Members of the Harahan City Council are looking into whether the city’s $450,000 share of the BP oil spill settlement can be taken out of the 2015 general fund and put toward capital projects.
That move, should it come to pass, would set up a showdown with Mayor Tina Miceli’s administration, which says the city is legally required to put the money toward eliminating the negative balance in the general fund.
Council members Carrie Wheeler and Craig Johnston indicated at a special budget hearing last week that they expected the money to be put toward capital projects.

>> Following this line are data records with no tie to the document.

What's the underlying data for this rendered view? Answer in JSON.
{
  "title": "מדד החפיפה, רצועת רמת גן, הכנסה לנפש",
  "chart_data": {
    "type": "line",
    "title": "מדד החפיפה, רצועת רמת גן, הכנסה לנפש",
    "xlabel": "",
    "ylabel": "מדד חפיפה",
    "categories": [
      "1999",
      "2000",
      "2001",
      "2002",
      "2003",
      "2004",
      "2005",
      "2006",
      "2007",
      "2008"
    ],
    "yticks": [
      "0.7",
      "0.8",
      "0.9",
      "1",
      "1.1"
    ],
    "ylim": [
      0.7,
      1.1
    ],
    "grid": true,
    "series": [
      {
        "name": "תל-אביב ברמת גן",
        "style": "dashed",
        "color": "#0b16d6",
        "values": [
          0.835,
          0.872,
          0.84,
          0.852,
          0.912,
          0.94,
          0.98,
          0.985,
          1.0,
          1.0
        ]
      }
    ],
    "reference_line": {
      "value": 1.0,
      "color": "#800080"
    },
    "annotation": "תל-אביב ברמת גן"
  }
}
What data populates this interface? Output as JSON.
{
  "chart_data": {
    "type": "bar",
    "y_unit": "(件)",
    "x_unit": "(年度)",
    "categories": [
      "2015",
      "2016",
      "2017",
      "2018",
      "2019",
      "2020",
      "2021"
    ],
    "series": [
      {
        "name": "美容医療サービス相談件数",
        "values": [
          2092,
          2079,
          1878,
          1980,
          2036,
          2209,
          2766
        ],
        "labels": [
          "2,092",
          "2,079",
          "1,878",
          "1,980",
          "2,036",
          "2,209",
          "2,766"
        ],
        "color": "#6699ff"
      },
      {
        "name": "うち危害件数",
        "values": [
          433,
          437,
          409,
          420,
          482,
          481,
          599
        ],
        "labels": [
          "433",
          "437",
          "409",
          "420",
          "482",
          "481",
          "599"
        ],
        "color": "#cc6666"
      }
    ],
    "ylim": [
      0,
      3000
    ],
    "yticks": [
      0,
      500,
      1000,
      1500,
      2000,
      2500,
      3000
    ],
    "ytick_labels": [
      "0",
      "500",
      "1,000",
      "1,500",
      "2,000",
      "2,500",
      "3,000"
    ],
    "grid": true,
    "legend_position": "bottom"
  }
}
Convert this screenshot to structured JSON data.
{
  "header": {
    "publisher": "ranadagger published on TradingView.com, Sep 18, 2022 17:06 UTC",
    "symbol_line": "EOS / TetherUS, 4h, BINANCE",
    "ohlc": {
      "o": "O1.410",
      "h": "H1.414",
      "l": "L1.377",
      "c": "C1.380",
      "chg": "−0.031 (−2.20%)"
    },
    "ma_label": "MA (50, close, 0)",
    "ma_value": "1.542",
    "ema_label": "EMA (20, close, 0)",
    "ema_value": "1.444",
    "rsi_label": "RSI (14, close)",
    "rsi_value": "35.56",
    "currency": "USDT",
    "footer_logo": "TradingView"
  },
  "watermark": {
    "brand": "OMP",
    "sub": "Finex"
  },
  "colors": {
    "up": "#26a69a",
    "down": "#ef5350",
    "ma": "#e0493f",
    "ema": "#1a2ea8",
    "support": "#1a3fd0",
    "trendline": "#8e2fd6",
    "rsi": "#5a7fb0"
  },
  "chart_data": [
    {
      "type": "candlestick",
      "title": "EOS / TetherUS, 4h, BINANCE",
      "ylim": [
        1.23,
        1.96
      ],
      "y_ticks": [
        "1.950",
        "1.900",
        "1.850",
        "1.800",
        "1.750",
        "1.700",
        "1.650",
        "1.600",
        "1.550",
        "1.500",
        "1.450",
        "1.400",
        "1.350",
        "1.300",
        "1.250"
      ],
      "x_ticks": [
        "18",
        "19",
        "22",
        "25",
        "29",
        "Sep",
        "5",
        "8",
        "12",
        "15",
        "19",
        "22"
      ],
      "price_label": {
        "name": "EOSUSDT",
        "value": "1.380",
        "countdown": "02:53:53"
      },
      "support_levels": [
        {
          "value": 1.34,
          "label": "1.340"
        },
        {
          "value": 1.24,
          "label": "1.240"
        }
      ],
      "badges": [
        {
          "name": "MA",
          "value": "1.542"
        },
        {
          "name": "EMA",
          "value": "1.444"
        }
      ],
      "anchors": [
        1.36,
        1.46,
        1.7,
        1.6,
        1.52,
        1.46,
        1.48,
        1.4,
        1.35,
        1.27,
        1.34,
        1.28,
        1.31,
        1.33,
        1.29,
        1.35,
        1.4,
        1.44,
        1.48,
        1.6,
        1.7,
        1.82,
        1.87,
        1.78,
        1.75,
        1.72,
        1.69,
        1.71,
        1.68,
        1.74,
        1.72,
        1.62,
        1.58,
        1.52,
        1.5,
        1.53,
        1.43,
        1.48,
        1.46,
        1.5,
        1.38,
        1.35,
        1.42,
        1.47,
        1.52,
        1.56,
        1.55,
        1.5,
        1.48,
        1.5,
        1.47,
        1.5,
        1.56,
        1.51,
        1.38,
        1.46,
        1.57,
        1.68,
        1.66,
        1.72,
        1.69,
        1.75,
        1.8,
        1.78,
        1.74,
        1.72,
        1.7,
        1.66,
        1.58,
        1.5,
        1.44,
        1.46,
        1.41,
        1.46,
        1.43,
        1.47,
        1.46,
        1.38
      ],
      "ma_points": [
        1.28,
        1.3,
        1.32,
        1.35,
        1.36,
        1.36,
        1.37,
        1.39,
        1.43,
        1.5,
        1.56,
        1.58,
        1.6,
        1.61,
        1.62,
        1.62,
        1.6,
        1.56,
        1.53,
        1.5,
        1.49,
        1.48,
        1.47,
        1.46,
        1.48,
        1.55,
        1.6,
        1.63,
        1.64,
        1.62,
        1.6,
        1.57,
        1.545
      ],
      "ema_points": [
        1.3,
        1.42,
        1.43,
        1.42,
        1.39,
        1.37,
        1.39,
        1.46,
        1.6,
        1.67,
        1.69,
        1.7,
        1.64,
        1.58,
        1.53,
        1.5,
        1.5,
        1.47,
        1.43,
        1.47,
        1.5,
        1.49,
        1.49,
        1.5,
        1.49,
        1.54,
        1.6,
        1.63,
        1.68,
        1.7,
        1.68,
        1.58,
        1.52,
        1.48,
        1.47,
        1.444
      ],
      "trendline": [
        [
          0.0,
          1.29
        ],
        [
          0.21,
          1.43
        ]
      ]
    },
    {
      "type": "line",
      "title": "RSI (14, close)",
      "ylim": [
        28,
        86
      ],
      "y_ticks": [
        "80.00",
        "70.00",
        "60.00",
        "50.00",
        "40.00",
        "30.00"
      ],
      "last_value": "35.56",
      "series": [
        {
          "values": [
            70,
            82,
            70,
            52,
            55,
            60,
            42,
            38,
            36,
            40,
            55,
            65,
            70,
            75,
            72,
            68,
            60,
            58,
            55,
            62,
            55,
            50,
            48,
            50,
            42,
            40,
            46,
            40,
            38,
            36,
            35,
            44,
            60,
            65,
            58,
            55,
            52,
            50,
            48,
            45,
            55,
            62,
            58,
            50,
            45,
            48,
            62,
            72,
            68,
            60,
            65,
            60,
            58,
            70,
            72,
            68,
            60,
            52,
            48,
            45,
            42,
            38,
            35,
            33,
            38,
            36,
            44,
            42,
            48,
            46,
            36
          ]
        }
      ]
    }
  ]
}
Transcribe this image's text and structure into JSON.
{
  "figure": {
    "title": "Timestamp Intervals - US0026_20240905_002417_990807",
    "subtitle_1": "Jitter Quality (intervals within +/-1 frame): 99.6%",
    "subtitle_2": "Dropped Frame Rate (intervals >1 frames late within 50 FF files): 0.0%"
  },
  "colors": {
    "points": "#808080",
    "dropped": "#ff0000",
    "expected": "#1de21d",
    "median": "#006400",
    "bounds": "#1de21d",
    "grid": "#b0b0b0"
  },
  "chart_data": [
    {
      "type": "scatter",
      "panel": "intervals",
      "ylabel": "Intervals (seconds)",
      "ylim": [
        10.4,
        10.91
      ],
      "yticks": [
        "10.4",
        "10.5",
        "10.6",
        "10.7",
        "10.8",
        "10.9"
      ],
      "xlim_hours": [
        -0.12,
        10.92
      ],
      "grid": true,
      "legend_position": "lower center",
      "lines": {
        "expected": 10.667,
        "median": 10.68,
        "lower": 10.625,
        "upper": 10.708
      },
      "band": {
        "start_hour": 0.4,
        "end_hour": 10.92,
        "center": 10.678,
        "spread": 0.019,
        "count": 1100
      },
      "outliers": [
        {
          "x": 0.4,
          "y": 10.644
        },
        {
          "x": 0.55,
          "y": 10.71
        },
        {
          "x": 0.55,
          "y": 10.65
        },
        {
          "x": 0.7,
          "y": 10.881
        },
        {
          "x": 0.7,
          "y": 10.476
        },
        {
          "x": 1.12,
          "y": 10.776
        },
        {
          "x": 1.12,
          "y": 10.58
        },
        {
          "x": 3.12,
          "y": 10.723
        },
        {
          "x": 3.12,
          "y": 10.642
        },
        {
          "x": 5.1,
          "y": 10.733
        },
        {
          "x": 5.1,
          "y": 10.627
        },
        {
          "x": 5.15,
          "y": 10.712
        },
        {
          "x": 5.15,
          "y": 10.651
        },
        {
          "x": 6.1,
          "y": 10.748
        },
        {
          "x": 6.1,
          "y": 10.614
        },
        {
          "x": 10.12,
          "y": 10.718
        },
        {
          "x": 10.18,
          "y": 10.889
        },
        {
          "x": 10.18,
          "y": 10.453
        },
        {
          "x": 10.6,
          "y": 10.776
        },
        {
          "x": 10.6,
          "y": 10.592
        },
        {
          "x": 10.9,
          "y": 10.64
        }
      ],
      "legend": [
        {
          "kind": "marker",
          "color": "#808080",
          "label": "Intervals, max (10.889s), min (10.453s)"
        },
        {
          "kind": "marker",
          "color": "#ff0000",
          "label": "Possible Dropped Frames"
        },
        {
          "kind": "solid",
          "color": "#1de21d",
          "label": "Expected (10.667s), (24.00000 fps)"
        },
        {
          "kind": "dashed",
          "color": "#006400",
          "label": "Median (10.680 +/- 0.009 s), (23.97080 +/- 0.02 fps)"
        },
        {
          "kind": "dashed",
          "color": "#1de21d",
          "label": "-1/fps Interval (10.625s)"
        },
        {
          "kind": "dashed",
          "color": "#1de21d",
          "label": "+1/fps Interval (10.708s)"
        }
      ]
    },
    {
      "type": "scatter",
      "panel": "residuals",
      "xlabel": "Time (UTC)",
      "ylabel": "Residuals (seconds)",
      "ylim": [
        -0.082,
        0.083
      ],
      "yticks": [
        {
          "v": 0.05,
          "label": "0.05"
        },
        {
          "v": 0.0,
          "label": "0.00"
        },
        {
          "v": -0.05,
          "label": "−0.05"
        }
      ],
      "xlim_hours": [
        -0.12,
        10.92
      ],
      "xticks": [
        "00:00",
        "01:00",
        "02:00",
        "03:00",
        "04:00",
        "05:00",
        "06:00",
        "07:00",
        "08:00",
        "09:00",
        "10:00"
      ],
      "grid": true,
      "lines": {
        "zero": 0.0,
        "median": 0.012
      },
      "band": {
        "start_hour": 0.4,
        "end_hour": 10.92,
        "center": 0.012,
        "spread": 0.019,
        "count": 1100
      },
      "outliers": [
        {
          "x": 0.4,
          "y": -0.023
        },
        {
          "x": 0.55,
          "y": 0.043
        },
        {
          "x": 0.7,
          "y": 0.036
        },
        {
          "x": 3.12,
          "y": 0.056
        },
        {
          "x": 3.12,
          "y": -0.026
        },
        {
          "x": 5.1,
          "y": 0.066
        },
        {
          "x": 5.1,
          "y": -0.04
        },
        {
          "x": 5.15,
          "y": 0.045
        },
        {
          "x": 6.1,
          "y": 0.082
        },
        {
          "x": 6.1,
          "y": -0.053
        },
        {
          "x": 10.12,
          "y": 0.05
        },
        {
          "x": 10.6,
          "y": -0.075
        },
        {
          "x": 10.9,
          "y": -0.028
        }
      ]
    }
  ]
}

Wheeler said Friday that she has reached out to the city’s auditors, Postlethwaite & Netterville, to affirm or refute what she and Johnston say has been their understanding since the beginning.
Miceli and Linda Hite Lulue, the administration’s certified public accountant, recently told the council that the city had no choice but to apply the BP money to the general fund because it started the year $1.2 million in the red. The city has been using money from a bond repayment fund to make up the difference.
Wheeler said Friday that the city’s CPA could very well be right, but she said the finance official on staff at the time the BP settlement was finalized raised no objections to talk of using the money for capital projects.
“That’s not what we were told,” she said. “All of a sudden, now I’m being told no, so I just want to get clarification.”
Johnston said the 2015 budget ordinance passed in June included language saying any further changes to the budget needed council approval. He said he is waiting on the response Wheeler gets from the auditor before he decides whether to propose moving the money.
Miceli, however, remains adamant that the BP money — which represented more than half of the $861,000 in revenue she announced last week had been put toward filling the hole in the general fund — should stay where it is.
Miceli and her only council ally, Sue Benton, have said pulling the money from the general fund would run afoul of the law at a time Harahan is under scrutiny from the state Legislative Auditor’s Office while also worsening the city’s financial health and raising the cost of borrowing money.
Meanwhile, the city’s yet-to-be-passed 2016 budget is set for consideration at a special meeting March 31, though even that’s subject to dispute. Johnston has said he would rather have the budget voted on at the next regular council meeting in April, though Miceli has been adamant about putting it to a vote sooner.